Company director grants loan to own company
Loans which directors-cum-controlling shareholders grant to their own private limited-liability companies come under the “business use scheme”. The interest on the loan the company has to pay qualifies for tax relief at the level of the company while being liable for progressive taxation at that of the director. In the event of the company not or no longer being able to perform in terms of interest payment and redemption, the director has the option of proceeding with the downward revaluation of the loan against his or her own income, which would not have been possible had it been a non-arm’s length loan arrangement (i.e. entailing the sort of bad debt risk for the director that no independent third party would have agreed to). The problem is that the director is more closely involved than anyone else in the goings-on at the level of his or her company and will thus be more willing than any third party to extend a loan to his or her company or warrant the company’s performance in a bank loan context.
The arm’s length nature of a loan is affected by the ratio between the loan and the company’s equity, and by the term, the redemption commitments, the interest rate, the subordinated status of the loan compared with the company’s other liabilities and the security that has been put up.
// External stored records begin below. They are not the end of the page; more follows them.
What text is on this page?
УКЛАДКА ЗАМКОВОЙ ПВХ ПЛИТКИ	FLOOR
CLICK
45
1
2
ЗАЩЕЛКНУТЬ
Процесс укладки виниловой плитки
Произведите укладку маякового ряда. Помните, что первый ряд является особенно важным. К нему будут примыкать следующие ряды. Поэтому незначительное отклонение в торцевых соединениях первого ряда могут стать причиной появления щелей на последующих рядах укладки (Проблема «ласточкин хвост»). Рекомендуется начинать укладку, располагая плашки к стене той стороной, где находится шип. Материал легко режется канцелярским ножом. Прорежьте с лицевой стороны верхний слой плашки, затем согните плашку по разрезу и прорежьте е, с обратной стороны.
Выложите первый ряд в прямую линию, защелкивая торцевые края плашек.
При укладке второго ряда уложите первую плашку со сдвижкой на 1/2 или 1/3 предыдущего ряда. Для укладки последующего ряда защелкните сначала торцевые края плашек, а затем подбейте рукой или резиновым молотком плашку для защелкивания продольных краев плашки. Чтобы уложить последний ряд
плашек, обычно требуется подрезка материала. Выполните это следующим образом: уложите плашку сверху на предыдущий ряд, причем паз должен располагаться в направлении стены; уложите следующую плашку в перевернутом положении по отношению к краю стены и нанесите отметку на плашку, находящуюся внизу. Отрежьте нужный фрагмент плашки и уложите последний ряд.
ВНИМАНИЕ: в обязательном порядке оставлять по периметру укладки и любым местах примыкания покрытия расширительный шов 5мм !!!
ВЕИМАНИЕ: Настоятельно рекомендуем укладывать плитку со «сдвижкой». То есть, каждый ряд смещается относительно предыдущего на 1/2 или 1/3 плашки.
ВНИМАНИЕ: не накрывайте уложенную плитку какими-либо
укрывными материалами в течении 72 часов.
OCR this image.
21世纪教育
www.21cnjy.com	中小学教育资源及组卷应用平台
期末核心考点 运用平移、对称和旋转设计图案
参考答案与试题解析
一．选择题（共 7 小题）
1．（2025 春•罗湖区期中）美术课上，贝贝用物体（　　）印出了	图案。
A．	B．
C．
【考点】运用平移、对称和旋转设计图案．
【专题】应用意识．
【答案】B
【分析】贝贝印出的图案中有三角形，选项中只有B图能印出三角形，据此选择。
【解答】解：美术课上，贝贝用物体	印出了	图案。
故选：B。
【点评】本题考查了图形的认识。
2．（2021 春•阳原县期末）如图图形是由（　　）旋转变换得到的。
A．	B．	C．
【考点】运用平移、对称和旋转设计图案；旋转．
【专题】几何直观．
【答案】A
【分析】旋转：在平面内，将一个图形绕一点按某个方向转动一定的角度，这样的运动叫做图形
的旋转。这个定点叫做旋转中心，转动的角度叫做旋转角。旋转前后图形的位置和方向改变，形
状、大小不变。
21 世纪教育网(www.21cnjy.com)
N.B. Affiliated companies are not immune to the phenomenon of non-arm’s length loans, e.g. a parent company may have extended a loan to one of its subsidiaries or two sister companies may have concluded a lending-borrowing arrangement between them.
Tip: Make sure that the loan you extend to your company is concluded on an arm’s length basis. Prepare a proper loan agreement containing arm’s length repayment conditions. Do not forget to insist on security being put up, and by all means make such tweaks to your loan agreements as may be called for.
N.B. It is equally important that you should adhere to the arm’s length principle when standing surety for your company’s debts.
It goes without saying that the arrangements between the lender and the borrower have to be complied with. In the inadvertent event of the company ceasing to perform, this would cause the loan to be seen in a different light, with the risk that the tax authorities might belatedly brand it as having been concluded on non-arm’s length terms.